Probiotics are the good germs that hang out in the digestive system to protect us against harmful germs.
Found in foods such as yogurt, they are recommended by health practitioners to ensure a healthy gut.
Dental probiotics and gut probiotics share a common goal which is to promote good bacteria.
American dentists and hygienists are now recommending dental probiotics to promote healthy bacterial balance in the mouth.
Dental probiotic tablets are taken twice a day for 10 days after a professional cleaning appointment then once a day thereafter.
Time-poor folks struggle to balance work, family, social commitments and finding time to clean their teeth in the bathroom.
Some prefer to floss at the computer, in front of the television or while riding the exercise bike.
Others use a power toothbrush in the shower and tiny brushes between teeth instead of floss.
They use fluoride toothpaste when they can brush and fluoride mouthwash when they can’t.
It’s time to think outside the square and work smarter to keep your beautiful smile in tip-top shape no matter where you are.
So which is more important - morning or night? Both are, actually.
Very little saliva is produced as we sleep at night to trap the germs so it’s party time in the mouth.
Just think of it as schoolies’ week in your mouth every night.
When we clean before bed, we reduce the number of party-goers while brushing in the morning is like cleaning up after the big event.
So don’t rush your brush and turn schoolies’ week into a safe night’s sleep.
Saliva is proving to be the perfect choice for in-office dental testing to detect diseases early and monitor health.

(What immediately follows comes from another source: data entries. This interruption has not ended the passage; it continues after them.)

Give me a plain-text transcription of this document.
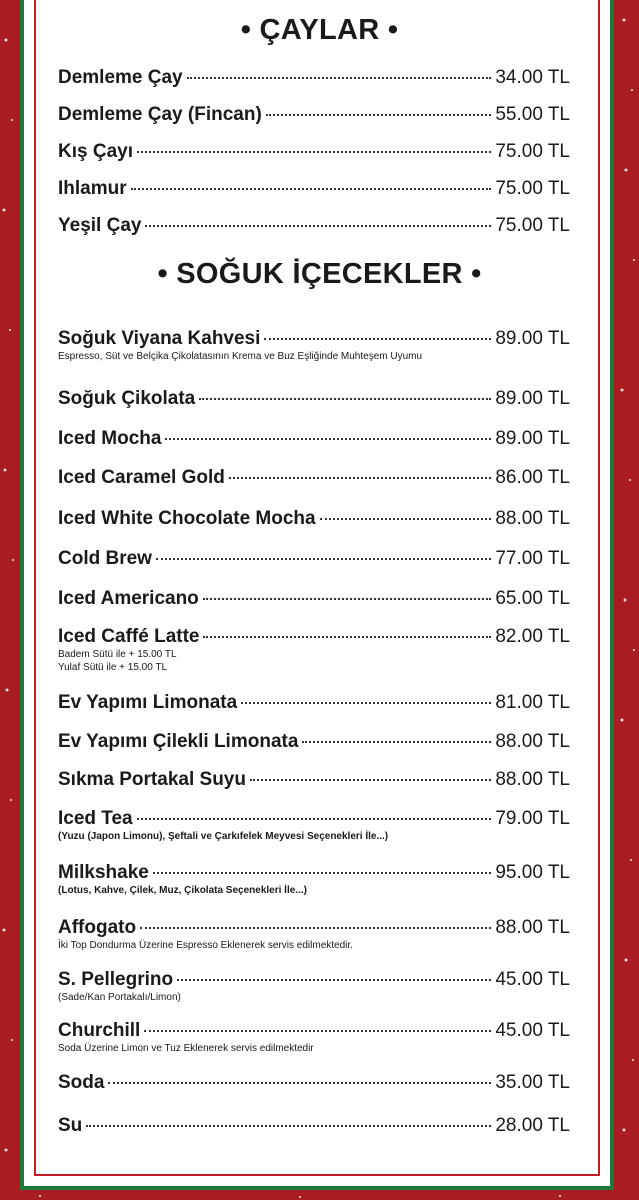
• ÇAYLAR •
Demleme Çay	34.00 TL
Demleme Çay (Fincan)	55.00 TL
Kış Çayı	75.00 TL
Ihlamur	75.00 TL
Yeşil Çay	75.00 TL
• SOĞUK İÇECEKLER •
Soğuk Viyana Kahvesi	89.00 TL
Espresso, Süt ve Belçika Çikolatasının Krema ve Buz Eşliğinde Muhteşem Uyumu
Soğuk Çikolata	89.00 TL
Iced Mocha	89.00 TL
Iced Caramel Gold	86.00 TL
Iced White Chocolate Mocha	88.00 TL
Cold Brew	77.00 TL
Iced Americano	65.00 TL
Iced Caffé Latte	82.00 TL
Badem Sütü ile + 15.00 TL
Yulaf Sütü ile + 15.00 TL
Ev Yapımı Limonata	81.00 TL
Ev Yapımı Çilekli Limonata	88.00 TL
Sıkma Portakal Suyu	88.00 TL
Iced Tea	79.00 TL
(Yuzu (Japon Limonu), Şeftali ve Çarkıfelek Meyvesi Seçenekleri İle...)
Milkshake	95.00 TL
(Lotus, Kahve, Çilek, Muz, Çikolata Seçenekleri İle...)
Affogato	88.00 TL
İki Top Dondurma Üzerine Espresso Eklenerek servis edilmektedir.
S. Pellegrino	45.00 TL
(Sade/Kan Portakalı/Limon)
Churchill	45.00 TL
Soda Üzerine Limon ve Tuz Eklenerek servis edilmektedir
Soda	35.00 TL
Su	28.00 TL
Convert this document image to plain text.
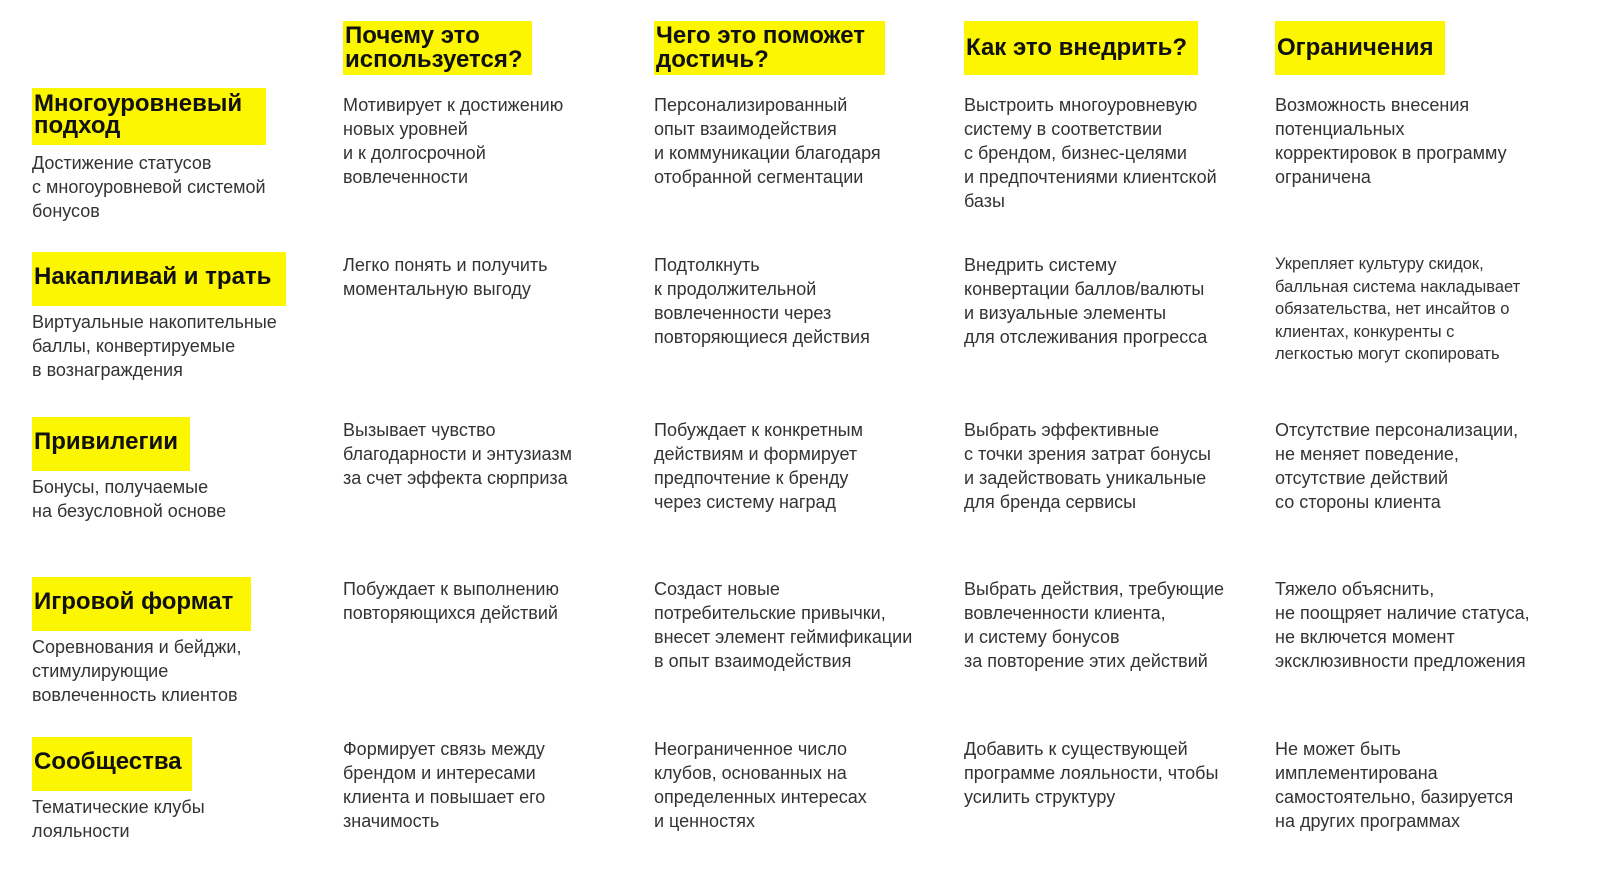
Почему это
используется?
Чего это поможет
достичь?	Как это внедрить?	Ограничения
Многоуровневый
подход
Достижение статусов
с многоуровневой системой
бонусов
Мотивирует к достижению
новых уровней
и к долгосрочной
вовлеченности
Персонализированный
опыт взаимодействия
и коммуникации благодаря
отобранной сегментации
Выстроить многоуровневую
систему в соответствии
с брендом, бизнес-целями
и предпочтениями клиентской
базы
Возможность внесения
потенциальных
корректировок в программу
ограничена
Накапливай и трать
Виртуальные накопительные
баллы, конвертируемые
в вознаграждения
Легко понять и получить
моментальную выгоду
Подтолкнуть
к продолжительной
вовлеченности через
повторяющиеся действия
Внедрить систему
конвертации баллов/валюты
и визуальные элементы
для отслеживания прогресса
Укрепляет культуру скидок,
балльная система накладывает
обязательства, нет инсайтов о
клиентах, конкуренты с
легкостью могут скопировать
Привилегии
Бонусы, получаемые
на безусловной основе
Вызывает чувство
благодарности и энтузиазм
за счет эффекта сюрприза
Побуждает к конкретным
действиям и формирует
предпочтение к бренду
через систему наград
Выбрать эффективные
с точки зрения затрат бонусы
и задействовать уникальные
для бренда сервисы
Отсутствие персонализации,
не меняет поведение,
отсутствие действий
со стороны клиента
Игровой формат
Соревнования и бейджи,
стимулирующие
вовлеченность клиентов
Побуждает к выполнению
повторяющихся действий
Создаст новые
потребительские привычки,
внесет элемент геймификации
в опыт взаимодействия
Выбрать действия, требующие
вовлеченности клиента,
и систему бонусов
за повторение этих действий
Тяжело объяснить,
не поощряет наличие статуса,
не включется момент
эксклюзивности предложения
Сообщества
Тематические клубы
лояльности
Формирует связь между
брендом и интересами
клиента и повышает его
значимость
Неограниченное число
клубов, основанных на
определенных интересах
и ценностях
Добавить к существующей
программе лояльности, чтобы
усилить структуру
Не может быть
имплементирована
самостоятельно, базируется
на других программах
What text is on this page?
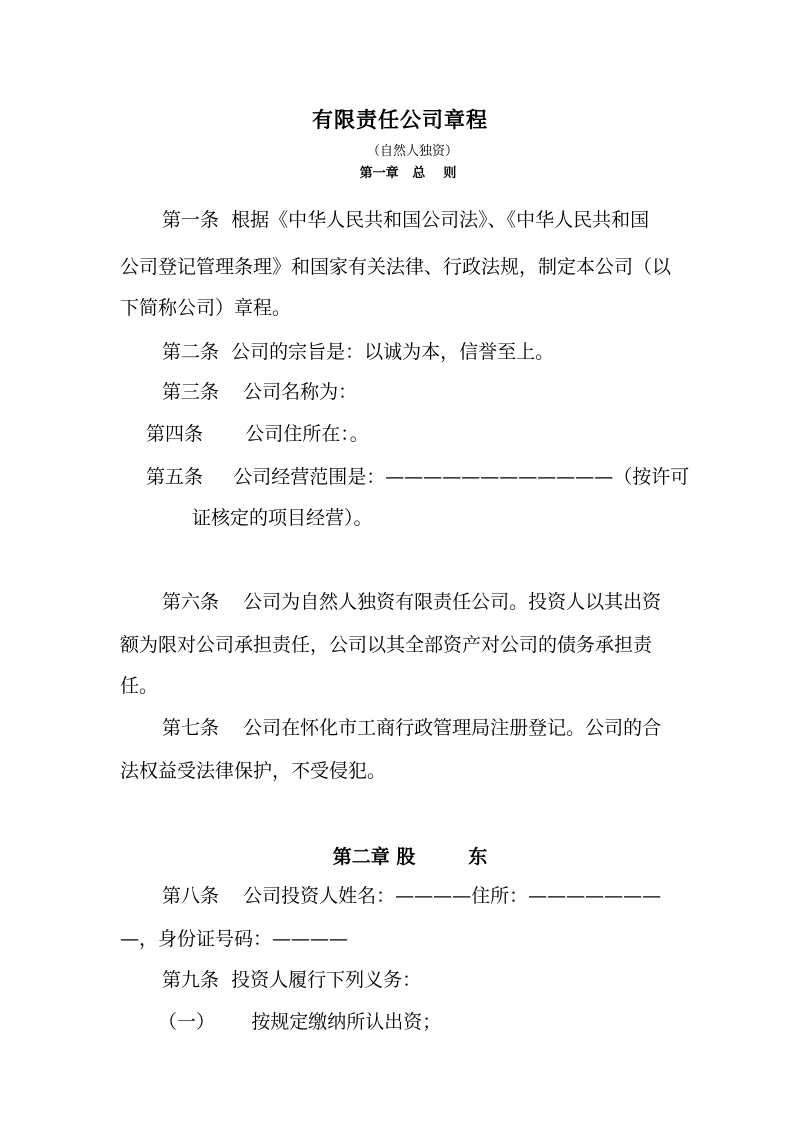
有限责任公司章程
（自然人独资）
第一章   总    则
第一条  根据《中华人民共和国公司法》、《中华人民共和国
公司登记管理条理》和国家有关法律、行政法规，制定本公司（以
下简称公司）章程。
第二条  公司的宗旨是：以诚为本，信誉至上。
第三条    公司名称为：
第四条       公司住所在：。
第五条     公司经营范围是：————————————（按许可
证核定的项目经营）。
第六条    公司为自然人独资有限责任公司。投资人以其出资
额为限对公司承担责任，公司以其全部资产对公司的债务承担责
任。
第七条    公司在怀化市工商行政管理局注册登记。公司的合
法权益受法律保护，不受侵犯。
第二章 股        东
第八条    公司投资人姓名：————住所：———————
—，身份证号码：————
第九条  投资人履行下列义务：
（一）      按规定缴纳所认出资；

Testing saliva is easy, comfortable and quick.
A salivary diagnostics company is now offering two tests for periodontal (gum) disease for Canadian dental patients.
One test identifies the type and concentration of bacteria in the mouth known to cause gum disease.
The other identifies the patient’s genetic susceptibility to the disease. Better the devil you know, as they say.
Bad breath is most often caused by a dry mouth and a coated tongue.
However those with bad breath are usually the last to know.
The tongue holds more germs than any other part of your mouth.
The smelly germs are easy to see: check the back and centre of your tongue for a white or yellow build-up.
A tongue scraper to clean the tongue is less likely to trigger a gag reflex than a brush.
Just exhale as you scrape from back to front and you’ll breathe easy again.
Here’s a tip from a patient who has sensitive teeth due to enamel loss and gum recession.
A month before her regular appointment for a professional cleaning, she brushes her teeth twice a day with sensitive toothpaste.
She spits but doesn’t rinse so the ingredients can be absorbed into the tooth surface to plug the tubules and desensitize the nerve endings.
She swears by it and says her scaling and polishing are always comfortable.
Tooth sensitivity has many causes but it can happen when we graze on acidic foods and drinks all the day.
It’s called dental erosion or acid wear and there’s a solution for sensitive teeth — Tooth Mousse.
It’s a cream that puts minerals back in your teeth.
As well it neutralises the acidic pH in your mouth and desensitises your teeth.
It tastes yummy and it’s available at Cameron & Co.
Chewing sugar free gum is a great way to stimulate saliva and avoid tooth decay but be careful which one you chew.
Steer clear of the sugar free gums that are lemon, lime or fruit-flavoured.
They often contain foods acids such as Citric Acid #330.
Frequent consumption or prolonged contact of acids leads to dental erosion or acid wear.
Bottom line — check the ingredients list and if in doubt, go for the minty sugar free varieties.
There’s a new product on supermarket shelves: tiny bottles of fruit-flavoured water enhancer or flavour drops.
They’re sugar-free liquid concentrates which you squirt into water and are handy to carry so you can customize your water whenever you like.
The bad news is that the ingredients list shows that they contain acids including Citric Acid #330 which is especially bad for teeth.
Sipping an acidic drink all day will slowly dissolve and soften the enamel on your teeth which can pose a serious risk for your smile.
Periodontal (gum) disease has been linked to poor health outcomes such as diabetes and heart disease.
Now evidence is growing that gum disease may be a risk factor for dementia too. Researchers have tracked the health of men and women in a 6 month survey in the UK.
They found that those with Alzheimer’s disease declined 6 times faster if they had gum disease.
Your mouth is close to your heart, lungs and brain so keeping your mouth healthy may help reduce other diseases too.